À un détail près: l'eau de la baie de Guanabara, aux effluves nauséabondes et polluée par les égouts, ne donne pas du tout envie de piquer une tête.
"Si on se baigne, il faut prendre une douche aussitôt et se frotter pendant 10 minutes", dit ce Brésilien de 46 ans employé dans l'industrie pétrolière.
À quelques mètres de lui, une rivière souterraine déverse des eaux usées dans la mer, sur la belle plage de Flamengo, près du centre de Rio.
Le paysage est à couper le souffle, mais les baigneurs préfèrent les plages qui donnent sur l'Océan atlantique, comme Copacabana, moins touchées par la pollution, à l'immense baie près de laquelle vivent 12,5 millions d'habitants et où 54,3% des eaux usées ne sont pas traités.
Après des décennies de vaines promesses, les autorités de l'Etat de Rio assurent qu'elles ont enfin trouvé une solution pour dépolluer la baie.
L'an dernier, la compagnie de traitement des eaux Cedae a été privatisée.
L'entreprise Aguas do Rio, qui a remporté les enchères, a promis d'investir 2,7 milliards de réais (environ 520 millions d'euros) sur cinq ans pour rénover les stations d'épuration et les raccorder au système d'égouts afin d'empêcher le déversement sauvage d'eaux usées.

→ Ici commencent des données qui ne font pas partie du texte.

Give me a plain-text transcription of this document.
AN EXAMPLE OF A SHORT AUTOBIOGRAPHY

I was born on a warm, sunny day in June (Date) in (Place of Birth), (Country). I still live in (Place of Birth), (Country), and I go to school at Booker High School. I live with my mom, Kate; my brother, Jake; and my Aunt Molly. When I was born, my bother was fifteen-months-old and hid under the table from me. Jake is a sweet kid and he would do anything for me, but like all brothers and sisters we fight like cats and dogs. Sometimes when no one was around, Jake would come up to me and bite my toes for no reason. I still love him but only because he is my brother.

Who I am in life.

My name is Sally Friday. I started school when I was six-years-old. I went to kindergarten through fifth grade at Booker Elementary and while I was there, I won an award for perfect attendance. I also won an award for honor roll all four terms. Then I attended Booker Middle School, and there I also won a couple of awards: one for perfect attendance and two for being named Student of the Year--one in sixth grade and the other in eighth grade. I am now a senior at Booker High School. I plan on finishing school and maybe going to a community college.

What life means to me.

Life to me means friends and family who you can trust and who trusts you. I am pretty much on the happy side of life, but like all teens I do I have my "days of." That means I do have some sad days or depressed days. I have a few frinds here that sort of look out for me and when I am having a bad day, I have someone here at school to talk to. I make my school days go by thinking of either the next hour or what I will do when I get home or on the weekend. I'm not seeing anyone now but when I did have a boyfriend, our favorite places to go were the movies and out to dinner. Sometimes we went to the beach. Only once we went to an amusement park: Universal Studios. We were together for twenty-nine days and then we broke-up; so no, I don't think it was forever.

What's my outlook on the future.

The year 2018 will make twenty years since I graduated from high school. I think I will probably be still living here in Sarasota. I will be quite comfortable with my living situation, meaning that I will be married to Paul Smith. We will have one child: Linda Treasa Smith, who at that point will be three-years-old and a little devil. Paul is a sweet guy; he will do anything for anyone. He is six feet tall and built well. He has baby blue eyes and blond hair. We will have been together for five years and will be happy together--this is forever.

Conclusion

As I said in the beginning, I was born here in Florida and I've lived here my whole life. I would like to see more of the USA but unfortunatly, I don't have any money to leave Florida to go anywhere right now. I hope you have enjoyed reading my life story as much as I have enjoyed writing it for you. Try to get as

Filiale du groupe Aegea, Aguas do Rio a prévu de consacrer au total 24,4 milliards de réais (environ 4,7 milliards d'euros) tout au long de sa concession de 35 ans pour que le taux de traitement des eaux usées atteigne les 90%.
"Quand notre programme sera mis en place, je suis sûr que les gens se baigneront à nouveau dans la baie", dit à l'AFP Alexandre Bianchini, patron d'Aguas do Rio.
- Désillusion olympique -
Mais peu d'habitants de Rio partagent son optimisme.

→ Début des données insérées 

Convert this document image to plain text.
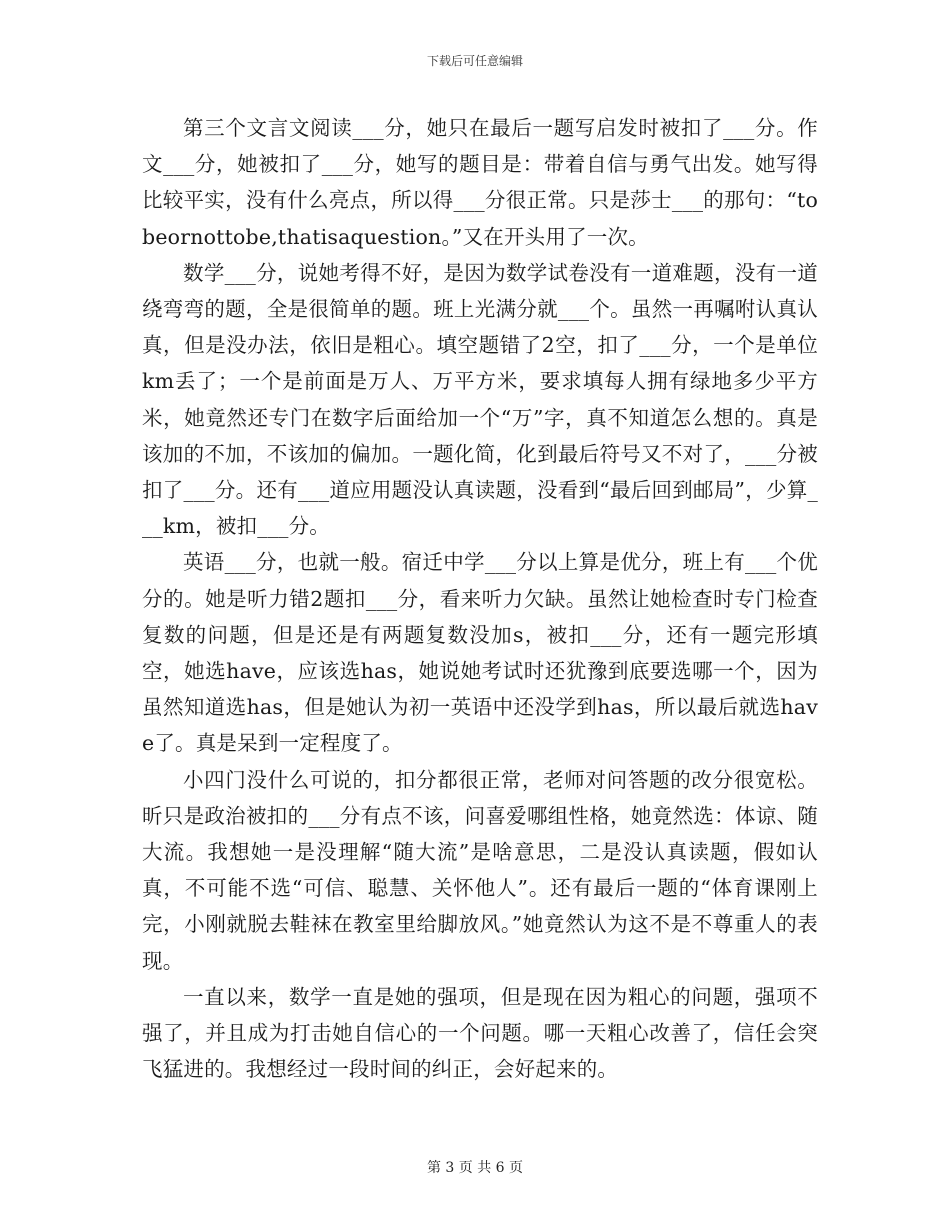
下载后可任意编辑

第三个文言文阅读___分，她只在最后一题写启发时被扣了___分。作文___分，她被扣了___分，她写的题目是：带着自信与勇气出发。她写得比较平实，没有什么亮点，所以得___分很正常。只是莎士___的那句：“tobeornottobe,thatisaquestion。”又在开头用了一次。

数学___分，说她考得不好，是因为数学试卷没有一道难题，没有一道绕弯弯的题，全是很简单的题。班上光满分就___个。虽然一再嘱咐认真认真，但是没办法，依旧是粗心。填空题错了2空，扣了___分，一个是单位km丢了；一个是前面是万人、万平方米，要求填每人拥有绿地多少平方米，她竟然还专门在数字后面给加一个“万”字，真不知道怎么想的。真是该加的不加，不该加的偏加。一题化简，化到最后符号又不对了，___分被扣了___分。还有___道应用题没认真读题，没看到“最后回到邮局”，少算___km，被扣___分。

英语___分，也就一般。宿迁中学___分以上算是优分，班上有___个优分的。她是听力错2题扣___分，看来听力欠缺。虽然让她检查时专门检查复数的问题，但是还是有两题复数没加s，被扣___分，还有一题完形填空，她选have，应该选has，她说她考试时还犹豫到底要选哪一个，因为虽然知道选has，但是她认为初一英语中还没学到has，所以最后就选have了。真是呆到一定程度了。

小四门没什么可说的，扣分都很正常，老师对问答题的改分很宽松。昕只是政治被扣的___分有点不该，问喜爱哪组性格，她竟然选：体谅、随大流。我想她一是没理解“随大流”是啥意思，二是没认真读题，假如认真，不可能不选“可信、聪慧、关怀他人”。还有最后一题的“体育课刚上完，小刚就脱去鞋袜在教室里给脚放风。”她竟然认为这不是不尊重人的表现。

一直以来，数学一直是她的强项，但是现在因为粗心的问题，强项不强了，并且成为打击她自信心的一个问题。哪一天粗心改善了，信任会突飞猛进的。我想经过一段时间的纠正，会好起来的。

第 3 页 共 6 页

En 1994, les autorités locales avaient déjà lancé un grand programme de dépollution de la baie avec l'aide de fonds internationaux, avec 1,1 milliard d'euros investis dans des stations d'épuration, mais un grand nombre d'habitations n'étaient pas raccordées au tout-à-l'égout.
En 2009, quand Rio a obtenu l'organisation des jeux Olympiques de 2016, les pouvoirs publics ont promis que la baie de Guanabara serait propre d'ici là.
Mais des photos embarrassantes de sacs en plastique flottant sur le site des épreuves de voile ont été publiées dans les médias du monde entier.
Et l'Etat de Rio, en faillite, n'a jamais pu mettre en place son programme visant à traiter 80% des eaux usées.
"La baie de Guanabara est devenue le cimetière des projets qui n'ont jamais vu le jour", déplore Sergio Ricardo, cofondateur de l'ONG de défense de l'environnement Baia Viva.
- Pêcheurs sans poisson -
Gilciney Gomes, un pêcheur de 61 ans, montre avec dépit deux bouteilles en plastique sorties des eaux troubles et fétides de la baie à Duque de Caxias, en banlieue nord de Rio.
"C'est avec ça que je vais nourrir ma famille?", demande ce président d'une association de pêcheurs.
Il habite près de Jardim Gramacho, qui a été longtemps la plus grande décharge sauvage d'Amérique Latine. Elle a été fermée officiellement en 2012, mais d'autres ont vu le jour juste à côté et des montagnes de déchets en décomposition polluent la baie toute proche.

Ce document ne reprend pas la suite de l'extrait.